Я слышу, как звякает телефон, и открываю сообщение от Терье. «Кстати, — пишет он. — Ты все еще свободна?» Он хочет пригласить меня в ресторан, чтобы отпраздновать то, что Сандра наконец поставила свою подпись под документами о разводе. Прямо сегодня вечером. Если я все еще не занята. Я в оцепенении меряю шагами гостиную. Счастье тихонько стучит за ушами, в висках, зубы выбивают дробь. Но я представляю себе, как расстроена Сандра, она наверняка совершенно раздавлена.

И как же счастлива я!
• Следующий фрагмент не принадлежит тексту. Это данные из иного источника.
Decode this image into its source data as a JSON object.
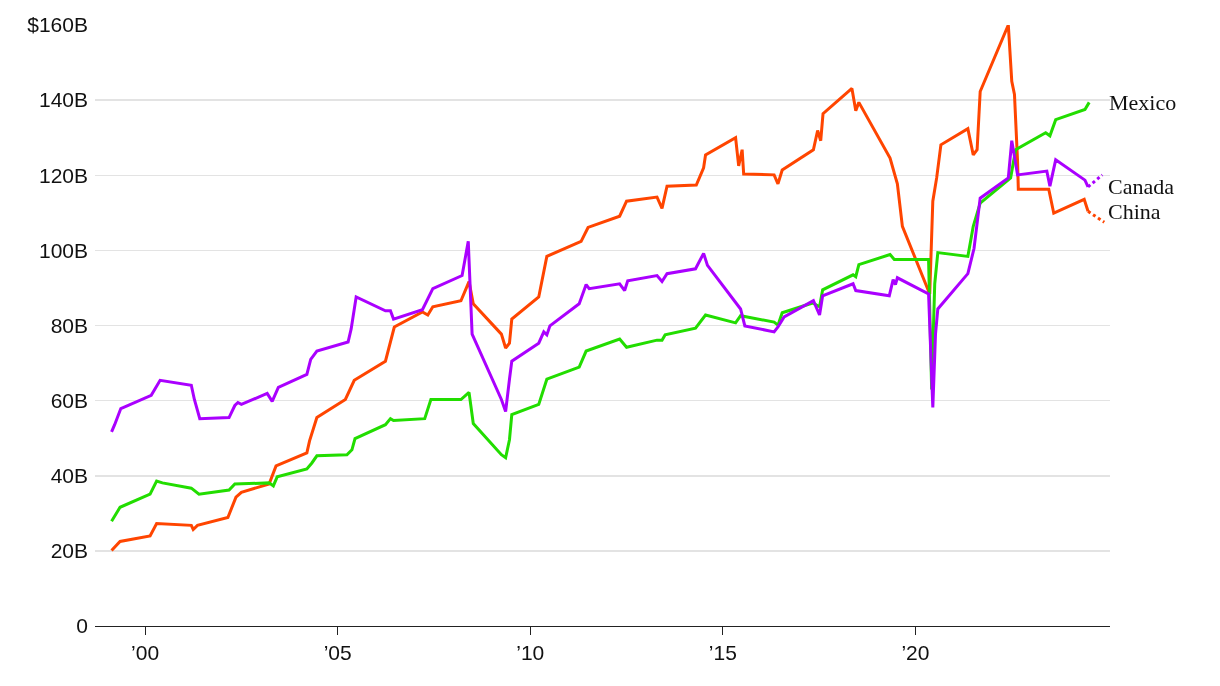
{
  "chart_data": {
    "type": "line",
    "xlim": [
      1998.7,
      2025.05
    ],
    "xticks": [
      {
        "value": 2000,
        "label": "’00"
      },
      {
        "value": 2005,
        "label": "’05"
      },
      {
        "value": 2010,
        "label": "’10"
      },
      {
        "value": 2015,
        "label": "’15"
      },
      {
        "value": 2020,
        "label": "’20"
      }
    ],
    "ylim": [
      0,
      160
    ],
    "yticks": [
      {
        "value": 0,
        "label": "0"
      },
      {
        "value": 20,
        "label": "20B"
      },
      {
        "value": 40,
        "label": "40B"
      },
      {
        "value": 60,
        "label": "60B"
      },
      {
        "value": 80,
        "label": "80B"
      },
      {
        "value": 100,
        "label": "100B"
      },
      {
        "value": 120,
        "label": "120B"
      },
      {
        "value": 140,
        "label": "140B"
      },
      {
        "value": 160,
        "label": "$160B"
      }
    ],
    "grid": "y",
    "legend": false,
    "marker": "none",
    "line_style": "solid",
    "series": [
      {
        "name": "China",
        "color": "#ff4500",
        "x": [
          1999.13,
          1999.35,
          2000.13,
          2000.3,
          2001.2,
          2001.25,
          2001.36,
          2002.15,
          2002.36,
          2002.5,
          2003.22,
          2003.4,
          2004.2,
          2004.27,
          2004.46,
          2005.2,
          2005.43,
          2006.24,
          2006.47,
          2007.2,
          2007.34,
          2007.47,
          2008.2,
          2008.41,
          2008.52,
          2009.25,
          2009.36,
          2009.46,
          2009.52,
          2010.22,
          2010.43,
          2011.32,
          2011.5,
          2012.32,
          2012.5,
          2013.29,
          2013.42,
          2013.55,
          2014.31,
          2014.5,
          2014.55,
          2015.33,
          2015.41,
          2015.5,
          2015.54,
          2016.33,
          2016.43,
          2016.54,
          2017.35,
          2017.46,
          2017.54,
          2017.6,
          2018.35,
          2018.45,
          2018.53,
          2019.34,
          2019.53,
          2019.66,
          2020.37,
          2020.45,
          2020.55,
          2020.66,
          2021.36,
          2021.5,
          2021.6,
          2021.68,
          2022.41,
          2022.5,
          2022.57,
          2022.65,
          2022.67,
          2023.46,
          2023.59,
          2024.38,
          2024.48
        ],
        "values": [
          20.1,
          22.5,
          24,
          27.3,
          26.8,
          25.7,
          26.8,
          28.9,
          34.3,
          35.6,
          37.8,
          42.6,
          46.1,
          49.3,
          55.5,
          60.3,
          65.4,
          70.5,
          79.6,
          83.6,
          82.8,
          85,
          86.6,
          91.7,
          85.8,
          77.7,
          74,
          75.3,
          81.7,
          87.6,
          98.4,
          102.4,
          106.1,
          109.1,
          113.1,
          114.2,
          111.2,
          117.1,
          117.4,
          122,
          125.4,
          130,
          122.5,
          126.8,
          120.3,
          120.1,
          117.7,
          121.4,
          126.8,
          131.9,
          129.2,
          136.4,
          143.1,
          137.2,
          139.4,
          124.6,
          117.7,
          106.4,
          88.4,
          113.1,
          119.3,
          128.1,
          132.4,
          125.4,
          126.8,
          142.3,
          160,
          145,
          141.5,
          123.8,
          116.3,
          116.3,
          109.9,
          113.6,
          110.4
        ]
      },
      {
        "name": "Mexico",
        "color": "#22dd00",
        "x": [
          1999.13,
          1999.35,
          2000.13,
          2000.3,
          2000.45,
          2001.2,
          2001.4,
          2002.18,
          2002.33,
          2003.22,
          2003.33,
          2003.43,
          2004.2,
          2004.33,
          2004.46,
          2005.24,
          2005.37,
          2005.45,
          2006.24,
          2006.37,
          2006.45,
          2007.26,
          2007.42,
          2008.2,
          2008.41,
          2008.52,
          2009.25,
          2009.36,
          2009.46,
          2009.52,
          2010.22,
          2010.43,
          2011.27,
          2011.45,
          2012.32,
          2012.5,
          2013.29,
          2013.42,
          2013.5,
          2014.29,
          2014.55,
          2015.33,
          2015.46,
          2016.33,
          2016.43,
          2016.54,
          2017.33,
          2017.51,
          2017.59,
          2018.38,
          2018.45,
          2018.53,
          2019.34,
          2019.45,
          2020.34,
          2020.42,
          2020.5,
          2020.58,
          2021.36,
          2021.5,
          2021.68,
          2022.47,
          2022.6,
          2023.38,
          2023.49,
          2023.64,
          2024.4,
          2024.51
        ],
        "values": [
          27.9,
          31.6,
          35.1,
          38.6,
          38.1,
          36.7,
          35.1,
          36.2,
          37.8,
          38.1,
          37.3,
          39.7,
          41.8,
          43.4,
          45.3,
          45.6,
          46.9,
          49.9,
          53.6,
          55.2,
          54.7,
          55.2,
          60.3,
          60.3,
          62.2,
          53.9,
          45.6,
          44.8,
          49.6,
          56.3,
          59,
          65.7,
          68.9,
          73.2,
          76.4,
          74.2,
          76.1,
          76.1,
          77.5,
          79.3,
          82.8,
          80.7,
          82.6,
          80.9,
          80.1,
          83.4,
          86,
          85,
          89.5,
          93.5,
          93,
          96.2,
          98.9,
          97.6,
          97.6,
          63,
          91.1,
          99.4,
          98.4,
          106.4,
          112.6,
          119.3,
          126.8,
          131.3,
          130.5,
          134.8,
          137.5,
          139.4
        ]
      },
      {
        "name": "Canada",
        "color": "#aa00ff",
        "x": [
          1999.13,
          1999.21,
          1999.37,
          2000.16,
          2000.39,
          2001.2,
          2001.28,
          2001.42,
          2002.18,
          2002.33,
          2002.41,
          2002.5,
          2003.17,
          2003.3,
          2003.46,
          2004.2,
          2004.3,
          2004.46,
          2005.27,
          2005.35,
          2005.48,
          2006.24,
          2006.37,
          2006.45,
          2007.2,
          2007.47,
          2008.23,
          2008.39,
          2008.49,
          2009.25,
          2009.36,
          2009.46,
          2009.52,
          2010.22,
          2010.35,
          2010.43,
          2010.51,
          2011.27,
          2011.45,
          2011.53,
          2012.32,
          2012.45,
          2012.53,
          2013.29,
          2013.42,
          2013.55,
          2014.29,
          2014.5,
          2014.6,
          2015.46,
          2015.57,
          2016.33,
          2016.43,
          2016.59,
          2017.35,
          2017.51,
          2017.59,
          2018.38,
          2018.45,
          2019.32,
          2019.42,
          2019.48,
          2019.53,
          2020.34,
          2020.45,
          2020.52,
          2020.58,
          2021.36,
          2021.52,
          2021.68,
          2022.41,
          2022.5,
          2022.65,
          2023.41,
          2023.49,
          2023.64,
          2024.4,
          2024.48
        ],
        "values": [
          51.7,
          53.6,
          57.9,
          61.4,
          65.4,
          64.1,
          60.3,
          55.2,
          55.5,
          58.7,
          59.5,
          59,
          61.9,
          59.8,
          63.5,
          67,
          71,
          73.2,
          75.6,
          79.1,
          87.6,
          83.9,
          83.9,
          81.7,
          84.2,
          89.8,
          93.3,
          102.4,
          77.7,
          60.3,
          57.1,
          65.7,
          70.5,
          75.3,
          78.3,
          77.5,
          79.9,
          85.8,
          90.9,
          89.8,
          91.1,
          89.3,
          91.9,
          93.3,
          91.7,
          93.8,
          95.1,
          99.2,
          96,
          84.4,
          79.9,
          78.3,
          79.6,
          82.3,
          86.6,
          82.8,
          87.9,
          91.1,
          89.3,
          87.9,
          92.2,
          90.9,
          92.7,
          88.4,
          58.2,
          77.7,
          84.4,
          93.8,
          100.5,
          113.9,
          119.3,
          129.2,
          120.1,
          121.1,
          117.1,
          124.1,
          118.7,
          116.9
        ]
      },
      {
        "color": "#ff4500",
        "line_style": "dotted",
        "x": [
          2024.48,
          2024.9
        ],
        "values": [
          110.4,
          107.5
        ]
      },
      {
        "color": "#aa00ff",
        "line_style": "dotted",
        "x": [
          2024.48,
          2024.85
        ],
        "values": [
          116.9,
          120.1
        ]
      }
    ]
  }
}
Я очень счастлива, я чувствую себя так, словно мне наконец удалось вынырнуть из воды, словно все встало на свои места и лучше, чем теперь, быть не может, только хуже.

Как было бы прекрасно, если бы сейчас выглянуло солнце.

Снова звоночек мобильного — неужели передумал? — но это сообщение от Гейра. «Неплохо получилось у двух таких искалеченных душ, как мы», — пишет он. Мне хочется говорить и говорить с Гейром, не глядя на часы, рассказывать обо всем. Перед этим я написала ему сообщение: «Ты не забыл спросить, возможно ли получить обратно половину расходов на футбольные тренировки Майкен?» На это он ответил: «Я не хочу, чтобы она бросала футбол». Я написала: «Это она сама должна решить». Сообщение от Гейра: «Согласен, но сначала я хочу с ней поговорить» — и фотография Майкен с мороженым. Вернувшись домой с последней тренировки по футболу, она рвала и метала, стукнула кулаком по дверному косяку и закричала, голос срывался на фальцет: «Как же давно я мечтаю все это бросить!»

Я выхожу на балкон и прикуриваю, по телу разливается приятная истома, я пытаюсь противостоять ей, убеждаю себя, что все это с Терье ненадолго. Я говорю себе: мне пятьдесят два, я не должна придавать нашим отношениям большое значение. Дождь закончился, сквозь облака пробивается солнце, блестит мокрый асфальт, уже июнь. Может быть, нам сесть за столиком на улице и мне надеть сандалии на босу ногу, а какое же платье? Надо дать Майкен денег на хот-дог и колу, тако приготовим завтра; и на душе теплеет от этой мысли, что только усиливает мое внутреннее ощущение счастья.

Маму с воспалением легких положили в больницу, и мы с Элизой отправились навестить ее. Оставшись с сестрой наедине, я, конечно, не удержалась и рассказала ей о Терье. В сложившихся обстоятельствах мне показалось противоестественным скрывать от нее то, что вопреки всему занимало мои мысли. Это было еще до развода Терье с женой.

— Господи, Моника, неужели жизнь ничему тебя не учит? — воскликнула Элиза. — Мужчины, изменяющие женам, никогда от них не уходят.